SKオンは、主要パートナーであるソリッドパワー (Solid Power) との協力体制が功を奏し、次世代全固体電気自動車(EV)バッテリーの商用化計画を大幅に加速しています。ソリッドパワーによる迅速な機器テストの完了見込みにより、SKオンは大田(テジョン)のパイロットラインを年内に稼働させ、量産開始時期を2030年から2029年に前倒しする見込みです。
🔋 迅速なパイロットライン立ち上げの背景
SKオンの大田パイロットラインでは、ソリッドパワーが供給した材料製造装置の**現場受入試験(SAT)**が進められています。
- 迅速なテスト完了: ソリッドパワーのジョン・ヴァン・スコーターCEOによると、全6バッチのSATのうち、第3バッチが11月末までに完了する予定であり、これによりパイロットラインの正式な稼働開始が可能となります。
- 異例のスピード: 全固体電池のパイロットラインは通常、稼働までに6ヶ月から1年以上を要しますが、SKオンはわずか2ヶ月前の竣工から年内稼働という異例の速さで準備を進めています。

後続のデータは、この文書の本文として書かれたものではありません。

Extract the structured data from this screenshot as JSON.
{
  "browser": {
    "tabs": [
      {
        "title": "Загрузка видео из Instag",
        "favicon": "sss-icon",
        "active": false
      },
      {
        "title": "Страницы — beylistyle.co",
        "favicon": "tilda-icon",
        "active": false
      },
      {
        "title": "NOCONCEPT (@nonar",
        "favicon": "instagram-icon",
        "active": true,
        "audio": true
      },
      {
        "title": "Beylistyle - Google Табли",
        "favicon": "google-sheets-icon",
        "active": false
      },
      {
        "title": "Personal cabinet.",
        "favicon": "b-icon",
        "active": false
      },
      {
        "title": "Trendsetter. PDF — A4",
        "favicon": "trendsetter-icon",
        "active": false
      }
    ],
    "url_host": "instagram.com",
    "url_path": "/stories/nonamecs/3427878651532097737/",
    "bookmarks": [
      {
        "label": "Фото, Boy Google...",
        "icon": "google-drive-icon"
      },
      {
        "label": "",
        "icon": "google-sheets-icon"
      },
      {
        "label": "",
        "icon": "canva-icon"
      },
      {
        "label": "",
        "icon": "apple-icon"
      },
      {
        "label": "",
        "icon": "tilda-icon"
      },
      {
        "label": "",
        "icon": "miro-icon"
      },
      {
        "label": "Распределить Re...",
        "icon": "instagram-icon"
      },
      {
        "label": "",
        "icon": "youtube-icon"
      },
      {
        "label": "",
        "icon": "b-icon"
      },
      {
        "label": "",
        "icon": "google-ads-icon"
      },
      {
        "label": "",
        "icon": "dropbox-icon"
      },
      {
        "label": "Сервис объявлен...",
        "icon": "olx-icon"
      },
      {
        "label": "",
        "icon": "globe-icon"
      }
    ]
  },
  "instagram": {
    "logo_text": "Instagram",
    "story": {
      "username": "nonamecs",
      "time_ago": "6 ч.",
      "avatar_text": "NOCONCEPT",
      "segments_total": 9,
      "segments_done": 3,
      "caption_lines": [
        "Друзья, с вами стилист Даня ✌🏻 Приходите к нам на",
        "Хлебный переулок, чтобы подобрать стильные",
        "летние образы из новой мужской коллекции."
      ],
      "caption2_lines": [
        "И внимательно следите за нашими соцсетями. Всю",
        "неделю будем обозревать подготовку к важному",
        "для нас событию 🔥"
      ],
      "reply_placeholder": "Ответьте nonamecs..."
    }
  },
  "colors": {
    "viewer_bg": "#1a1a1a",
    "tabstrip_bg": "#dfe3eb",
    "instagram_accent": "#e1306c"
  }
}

- 技術的シナジー: このスケジュールの加速は、2021年に覚書(MOU)と共同開発契約を結んで以来の、SKオンとソリッドパワー間の技術的連携の強化を裏付けています。
💡 ソリッドパワーの技術的優位性と戦略
ソリッドパワーは、硫化物系固体電解質の開発における独自の強みにより、韓国の主要バッテリーメーカーとの連携を深めています。
| 要素 | 詳細 |
| 全固体電池の優位性 | 従来の可燃性の液体電解質を固体電解質に置き換え、エネルギー密度向上と火災リスクの大幅低減を実現します。 |
| 価格競争力と拡張性 | 同社の硫化物系固体電解質は、既存のリチウムイオン電池製造に用いられるロールツーロール方式の電極コーティング装置と互換性があります。これにより、電池メーカーは最小限の調整で既存ラインをアップグレードでき、多額の設備投資を回避できます。 |
| 生産能力の強化 | 米国政府の支援を受け、現在のバッチ生産から、拡張性の高い連続フロー生産プロセスへの移行を進めており、2026年までに商業化に必要な数千トンの生産量達成を目指しています。 |
| 韓国での多角的な展開 | SKオンに加え、2023年10月にはサムスンSDIおよびBMWと三者提携契約を締結。サムスンSDIがソリッドパワーの電解質を使用し、BMWの仕様に合わせた試作セルを製造します。また、LGエネルギーソリューションや現代自動車グループとも協力を模索しています。 |
🌍 関連情報と業界への影響
1. 全固体電池開発競争の激化
全固体電池は「ゲームチェンジャー」として期待されており、韓国のサムスンSDI(2027年商用化目標)や日本のトヨタ(2027~2028年量産目標)など、世界の主要メーカーが実用化を急いでいます。SKオンの2029年への前倒しは、この競争において主導権を握るための強力な意志を示しています。
2. 外部技術との連携強化
ヴァン・スコーターCEOが指摘するように、韓国のバッテリー企業は、高生産コストといった課題に対処するため、ソリッドパワーのような外部の技術企業との連携を強化する傾向にあります。ソリッドパワーは、互換性の高い技術を提供することで、韓国市場における主要な技術パートナーとしての地位を確立しています。
3. 韓国市場での重要性
ソリッドパワーは2024年1月にソウルに初の海外オフィスを開設しており、これは韓国のバッテリーサプライチェーンへの深い関与を目指す戦略的な動きです。同社の成功は、全固体電池の実用化を加速するだけでなく、韓国の次世代バッテリーエコシステムの競争力を高める上で極めて重要です。